Page MenuHomePhabricator

Disable MinT translation tool on meta
Open, Needs TriagePublic

Description

https://meta.wikimedia.org/wiki/Meta:Requests_for_comment/Temporarily_stop_MinT_translation

TL;DR
The quality of its translations is extremely poor, even compared with common machine translation tools. What's worse is that this tool is available to any registered user and can be used to spam translations that are difficult to remove.

We hereby suggest temporarily disable this tool on meta, especially for translation.
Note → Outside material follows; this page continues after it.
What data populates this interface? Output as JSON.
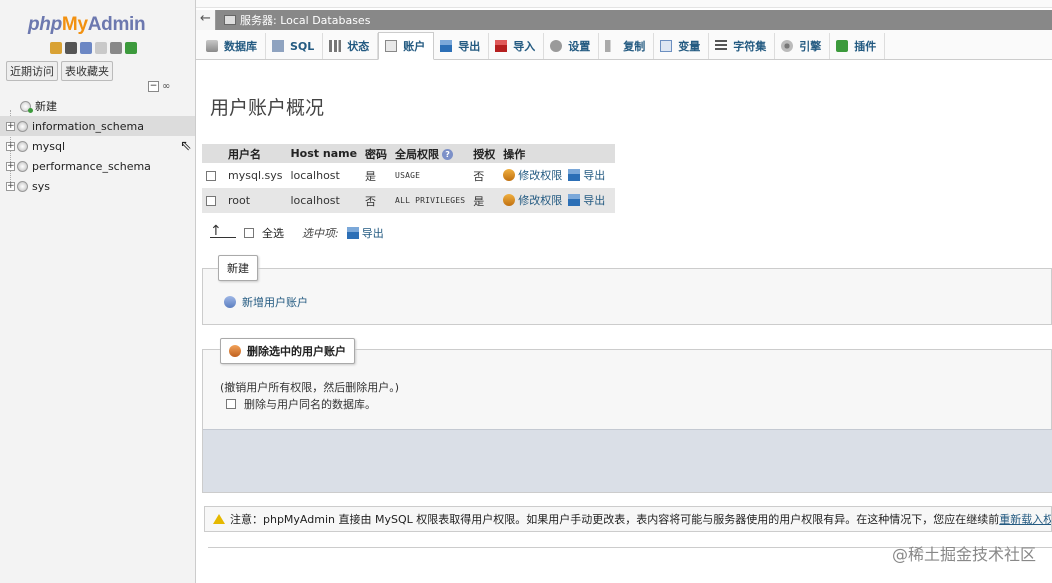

Where are MinT suggestions shown on Meta?
The dialog to localize a message has a sidebar on the side (at the right in the image) where suggestions are provided. MinT suggestions are listed at the end of the list after suggestions from previous translations by other users (Translation Memory). You can see the "MinT" labelled suggestion in the screenshot below:

MinT suggestions on meta.png (424×957 px, 85 KB)

Event Timeline

Here is a case to examine;
(en) Original en thread as: ''[[$1|Add your name]], with $code, i.e. 4 tildes, as well as any comment you want to make.'';
(ja) MinT output en-ja as: "$1 の 名前 を 追加 し,$ コード,すなわち 4 の 字符,および 意見 を 提出 する こと が でき ます. " ほら.
In the output:

  • when MinT engine fails to analize the composition of the text in en, it splits each Japanese term (名前/追加/コード/すなわち/字符/および/意見/提出/する/こと/でき/ます) by inserting half-width space;
  • no Japanese punctuation is used anytime; English half-width punctuation is applied;
  • wiki mark up is ignored;
    • (a) italics _''_ is made into half width quotation mark _"_;
    • (b) square brackets as well as a bar are ignored so that link is destroyed;
    • (c) codes such as _$code_ is changed into _$ コード_, here again splitting dollar mark from the following part, on the contrary, it outputs $1 as $1;
    • (d) the letters following the dollar mark (code) is passed to translation and output in double byte ja word (コード);
  • adds a ja word (ほら) which does not correspond to the translation original.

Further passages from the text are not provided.